When it comes to pain, then, the question is: might the behaviors that we associate with animals that look to be in pain constitute something like “blindpain”–showing all the behavioral symptoms of real pain, but without the conscious awareness? Amazingly, given what we know about the functioning of the brain, the answer might be yes. Those parts of the brain most closely associated with consciousness of pain, are also the parts that were the last to arrive among mammals: the pre-frontal cortex.

So animals exhibit the superficial symptoms of pain, but experience none of the deeper, crueler feelings of pain. It’s sensation without awareness. You can go ahead and kick a kitten, and while it might exhibit all the superficial behaviors of pain, like bleeding, or limping, or mewing, or just lying there in a lump of broken bones whimpering, deep down inside the kitty consciousness it’s not feeling a thing.
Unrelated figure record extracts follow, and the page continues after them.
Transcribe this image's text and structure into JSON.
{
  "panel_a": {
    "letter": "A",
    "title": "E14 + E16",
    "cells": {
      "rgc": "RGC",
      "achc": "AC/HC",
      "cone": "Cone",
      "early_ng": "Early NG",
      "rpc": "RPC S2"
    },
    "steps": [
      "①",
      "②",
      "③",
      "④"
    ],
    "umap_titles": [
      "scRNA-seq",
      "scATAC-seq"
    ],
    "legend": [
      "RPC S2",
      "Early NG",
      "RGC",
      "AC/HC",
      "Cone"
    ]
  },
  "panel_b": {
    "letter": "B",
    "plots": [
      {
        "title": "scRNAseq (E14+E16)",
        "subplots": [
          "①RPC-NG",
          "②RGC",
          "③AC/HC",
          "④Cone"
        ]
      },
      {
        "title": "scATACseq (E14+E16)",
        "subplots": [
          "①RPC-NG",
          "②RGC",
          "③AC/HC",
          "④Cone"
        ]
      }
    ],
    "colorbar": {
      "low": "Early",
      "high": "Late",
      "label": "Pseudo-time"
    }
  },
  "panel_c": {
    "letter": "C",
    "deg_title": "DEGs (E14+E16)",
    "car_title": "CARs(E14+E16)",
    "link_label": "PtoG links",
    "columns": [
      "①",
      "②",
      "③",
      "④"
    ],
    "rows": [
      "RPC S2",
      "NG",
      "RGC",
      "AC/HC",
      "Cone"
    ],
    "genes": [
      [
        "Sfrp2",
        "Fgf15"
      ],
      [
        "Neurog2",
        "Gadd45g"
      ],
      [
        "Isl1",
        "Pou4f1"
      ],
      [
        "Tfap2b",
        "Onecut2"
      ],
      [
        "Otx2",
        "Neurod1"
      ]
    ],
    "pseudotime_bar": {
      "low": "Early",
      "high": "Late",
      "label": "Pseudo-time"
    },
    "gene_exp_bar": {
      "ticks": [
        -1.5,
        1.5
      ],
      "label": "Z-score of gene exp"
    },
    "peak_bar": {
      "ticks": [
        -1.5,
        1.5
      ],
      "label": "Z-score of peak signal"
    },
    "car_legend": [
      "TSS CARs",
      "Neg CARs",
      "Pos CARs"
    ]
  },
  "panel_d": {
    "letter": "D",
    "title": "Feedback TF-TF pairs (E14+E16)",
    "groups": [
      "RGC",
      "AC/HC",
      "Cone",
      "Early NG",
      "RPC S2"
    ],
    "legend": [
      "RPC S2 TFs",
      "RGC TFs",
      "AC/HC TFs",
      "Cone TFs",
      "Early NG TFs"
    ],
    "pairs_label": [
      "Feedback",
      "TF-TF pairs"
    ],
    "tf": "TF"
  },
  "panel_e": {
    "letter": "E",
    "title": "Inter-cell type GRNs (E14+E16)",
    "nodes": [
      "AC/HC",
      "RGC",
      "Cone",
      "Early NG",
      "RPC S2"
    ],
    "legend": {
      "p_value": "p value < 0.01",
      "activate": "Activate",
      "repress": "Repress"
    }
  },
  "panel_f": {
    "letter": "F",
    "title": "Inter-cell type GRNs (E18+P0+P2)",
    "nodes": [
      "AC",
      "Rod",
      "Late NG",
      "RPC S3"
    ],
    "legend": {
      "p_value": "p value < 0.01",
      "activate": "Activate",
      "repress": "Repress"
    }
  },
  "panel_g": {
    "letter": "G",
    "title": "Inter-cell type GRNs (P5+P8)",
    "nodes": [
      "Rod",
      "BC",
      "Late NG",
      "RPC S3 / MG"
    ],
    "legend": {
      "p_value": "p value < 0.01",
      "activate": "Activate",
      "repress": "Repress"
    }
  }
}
He later argues that they express a simulacrum of pain sensation useful for avoiding danger in their environment, but that’s not the same thing as actually being aware of the phenomenon of pain.

Which had me thinking of Chinese rooms and Turing tests. Could William Lane Craig convince me that he truly feels pain? If he were strapped to a gurney and I was given leave to artfully apply a razor blade to his body, what would he do to prove he was really suffering, deep down? I’m sorry, the screaming sounds like an artifice to me, a ploy to get me to stop slicing, but hey, could he do better than a kitten to persuade me to stop torturing? I don’t think so. If I were a psychopath, I could make Craig’s same argument — the expression of pain is not the same as the perception of pain, allowing me to go on a bloody rampage with all the local pets, and work my way up to torturing human beings because, after all, they’re just meat machines with some reflexes and patterned behaviors they learned from watching horror movies. My victims aren’t really suffering, because they’re not truly aware. Unlike me.

Let me reassure you that I have no interest in torturing anyone or anything, because I reject Craig’s proposal. I think all animals, including us, can experience pain and also degrees of conscious awareness. I couldn’t torture a kitten or WLC without feeling their struggles are an expression of a deeper experience that I would share if I were in their position.

Craig is about to dive into an argument from brain anatomy, which I despise even more than his other arguments. It’s a bogus claim based on an ignorance of neuroanatomy and a failure to understand the flexibility and plasticity of brains — they’re not as dependent on the kind of extreme modularity he wants to propose. It’s a kind of neurological reductionism that I don’t find at all credible.

Unfortunately, I’ll have to explain all that later. My CPU is going all fuzzy because the drugs I’m taking to alleviate peripheral pain are mucking everything up — it took me hours to type out this short post and I think my eyeballs are roaming around looking for an escape route. Later? Tomorrow? Once my brain stops idling? I’ll type up some more. Until then, I’ll leave it to you commenters to take on WLC.

(I should add that I do find his idea of “blindpain” interesting, I just don’t think it can hold up.)